Musical Style
Stipe's role in the songwriting process for R.E.M. was to write lyrics and devise melodies. While each member was given an equal vote in the songwriting process, Peter Buck has conceded that Stipe, as the band's lyricist, could rarely be persuaded to follow an idea he did not favor. Stipe sings in "wailing, keening, arching vocal figures" that R.E.M. biographer David Buckley compared to Celtic folk artists and Muslim muezzin. Stipe often harmonizes with Mills in songs; in the chorus for "Stand," Mills and Stipe alternate singing lyrics, creating a dialogue. Early articles about the band focused on Stipe's singing style (described as "mumbling" by The Washington Post), which often rendered his lyrics indecipherable. Stipe commented in 1984, "It's just the way I sing. If I tried to control it, it would be pretty false."
"That voice. It's an extraordinary voice," said U2's Bono in 2003. "I often tell him I think he's a crooner, and he doesn't like that very much.

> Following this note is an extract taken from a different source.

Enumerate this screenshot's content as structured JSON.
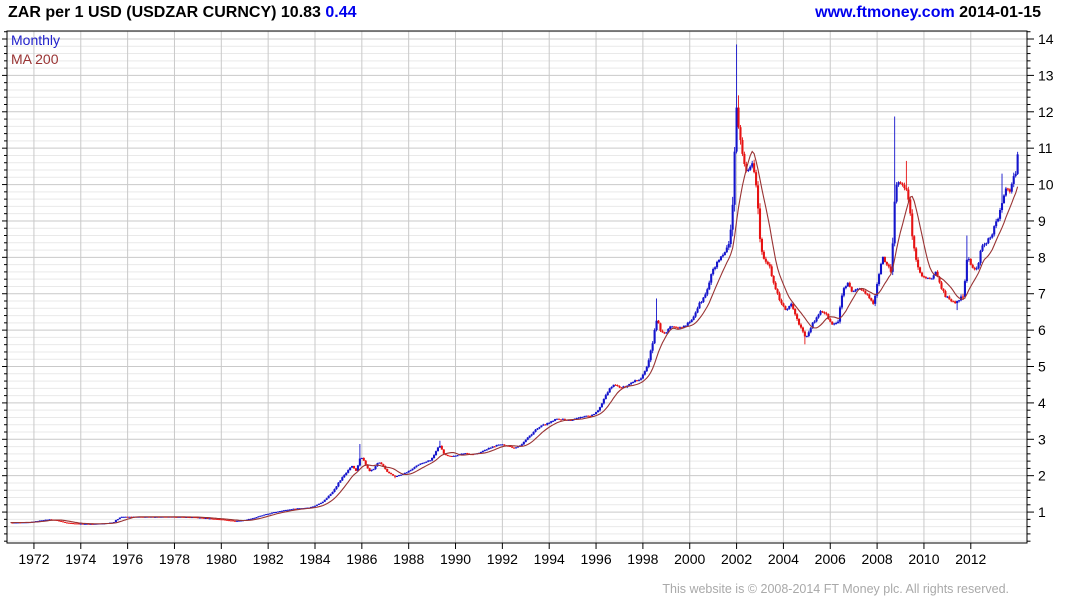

But it is sort of one part some sort of Bing Crosby '50s laid-back crooner, and one part Dolly Parton," he added, laughing.

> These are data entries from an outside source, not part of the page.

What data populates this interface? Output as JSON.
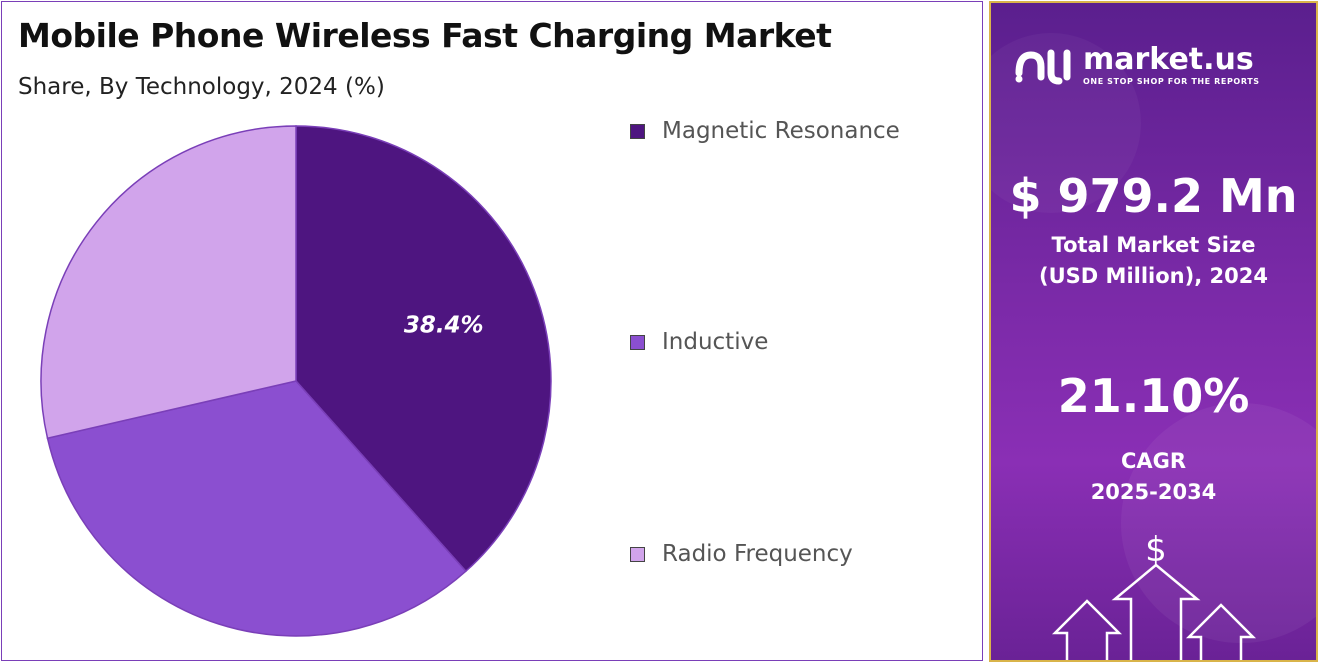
{
  "header": {
    "title": "Mobile Phone Wireless Fast Charging Market",
    "subtitle": "Share, By Technology, 2024 (%)"
  },
  "chart_data": {
    "type": "pie",
    "title": "Mobile Phone Wireless Fast Charging Market",
    "subtitle": "Share, By Technology, 2024 (%)",
    "start_angle_deg": 0,
    "direction": "clockwise",
    "legend_position": "right",
    "slices": [
      {
        "label": "Magnetic Resonance",
        "value": 38.4,
        "display_label": "38.4%",
        "color": "#4e1580"
      },
      {
        "label": "Inductive",
        "value": 33.0,
        "display_label": "",
        "color": "#8b4fd0"
      },
      {
        "label": "Radio Frequency",
        "value": 28.6,
        "display_label": "",
        "color": "#d1a4eb"
      }
    ]
  },
  "legend": {
    "items": [
      {
        "label": "Magnetic Resonance",
        "color": "#4e1580"
      },
      {
        "label": "Inductive",
        "color": "#8b4fd0"
      },
      {
        "label": "Radio Frequency",
        "color": "#d1a4eb"
      }
    ]
  },
  "sidebar": {
    "brand_name": "market.us",
    "brand_tagline": "ONE STOP SHOP FOR THE REPORTS",
    "market_size_value": "$ 979.2 Mn",
    "market_size_label_line1": "Total Market Size",
    "market_size_label_line2": "(USD Million), 2024",
    "cagr_value": "21.10%",
    "cagr_label": "CAGR",
    "cagr_period": "2025-2034",
    "dollar_symbol": "$",
    "icons": [
      "logo-icon",
      "dollar-icon",
      "up-arrow-icon"
    ]
  }
}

Stipe insisted that many of his early lyrics were "nonsense", saying in a 1994 online chat, "You all know there aren't words, per se, to a lot of the early stuff. I can't even remember them." In truth, many early R.E.M. songs had definite lyrics that Stipe wrote with care. Stipe explained in 1984 that when he started writing lyrics they were like "simple pictures", but after a year he grew tired of the approach and "started experimenting with lyrics that didn't make exact linear sense, and it's just gone from there." In the mid-1980s, as Stipe's pronunciation while singing became clearer, the band decided that its lyrics should convey ideas on a more literal level. Mills explained, "After you've made three records and you've written several songs and they've gotten better and better lyrically the next step would be to have somebody question you and say, are you saying anything? And Michael had the confidence at that point to say yes . . ." After what Stipe has referred to as "The Dark Ages of American Politics ", R.E.M. incorporated more politically oriented concerns into his lyrics on Document and Green. "Our political activism and the content of the songs was just a reaction to where we were, and what we were surrounded by, which was just abject horror," Stipe said later. "In 1987 and '88 there was nothing to do but be active." While Stipe continued to write songs with political subject matter like "Ignoreland" and "Final Straw", later albums have focused on other topics. Automatic for the People dealt with "mortality and dying. Pretty turgid stuff", according to Stipe, while Monster critiqued love and mass culture.